The consultants couldn’t give a firm commitment to how long the bridge will need to be closed because that depends on factors like how large a weight limit the town decides it wants for the renovated bridge, but LaVigne said the bridge would probably be closed four-six months.

Although some work on repairing and replacing wooden members can be done during the cold, a good bit of the construction will have to be done during the warmer months. It’s likely the bridge could be closed for a large part of an April-November timeframe.

Mike Russell, who lives nearby on Lake Road, said, although he loves driving through the bridge, he would willingly give that up to preserve the historic bridge.

“I’ve thought for years that the right answer for this bridge is to restrict it to pedestrian and bicycle use only,” Russell said.

Because preserving the historic structure is a primary objective of the project and the bridge was built before modern vehicles, he supports prohibiting vehicles.

Greg Smith suggested adding a wooden bridge for pedestrians and cyclists to the covered bridge.

Judith Ehrlich, the Vermont Agency of Transportation (VTrans) historic preservation officer, said they try to limit big changes to historic structures like a walkway attached to the covered bridge. She said she would probably recommend a separate bridge, but that would require such things as separate footings and abutments that would increase the price.

“When we’re rehabilitating something historic, the goal is to try to retain as much original material as possible,” said Ehrlich. “When we need to make a change, we try to keep it subtle.”

One of the consultants said the bridge renovation will be almost completely federally funded. The town will owe between 2.5 and 10 percent for design and “right-of-way” costs, but they did not know if the funding was contingent upon the bridge remaining open to vehicles. They will have to check on that.

Currently, Charlotte Fire and Rescue doesn’t drive its ambulance through the bridge. Russell said it’s not much difference in distance if responding to an incident from the fire house.

However, Patrice Machavern pointed out it does make a difference in some situations, for example when a rescue team from Shelburne has responded to a call on the north side of the bridge, and as it finishes up, gets a call to render mutual aid to Charlotte for a call that is on the southern side of the bridge.

Machavern also said that if the bridge was limited to pedestrians and cyclists, it might lead to people parking on the south side of the bridge and walking across to get to the town beach. She said people who live on that side would not be happy with a big increase in parking in their neighborhood.

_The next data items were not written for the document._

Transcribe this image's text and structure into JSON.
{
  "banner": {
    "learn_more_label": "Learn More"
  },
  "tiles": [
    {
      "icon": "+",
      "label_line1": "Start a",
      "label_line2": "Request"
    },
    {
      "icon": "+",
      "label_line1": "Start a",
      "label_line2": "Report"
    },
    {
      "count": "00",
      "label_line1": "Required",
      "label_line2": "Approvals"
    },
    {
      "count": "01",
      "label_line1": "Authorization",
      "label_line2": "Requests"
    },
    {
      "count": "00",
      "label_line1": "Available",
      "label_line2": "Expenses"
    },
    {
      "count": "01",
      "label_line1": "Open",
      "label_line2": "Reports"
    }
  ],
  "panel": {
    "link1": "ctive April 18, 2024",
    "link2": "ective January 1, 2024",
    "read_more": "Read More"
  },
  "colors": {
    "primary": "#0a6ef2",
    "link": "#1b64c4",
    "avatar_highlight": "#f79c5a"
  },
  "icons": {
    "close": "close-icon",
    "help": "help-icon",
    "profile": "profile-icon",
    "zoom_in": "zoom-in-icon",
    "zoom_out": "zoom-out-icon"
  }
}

Eventually, the discussion wound down with the board deciding to see if there was interest among residents in having another meeting to have the opportunity for opinions or questions about the bridge rehabilitation.

Rec director resigns
After an executive session toward the end of the meeting, the board reconvened in open meeting and reluctantly accepted the resignation of recreation director Nicole Conley at the end of May. And then began a discussion about how they would go about finding someone to take over that position.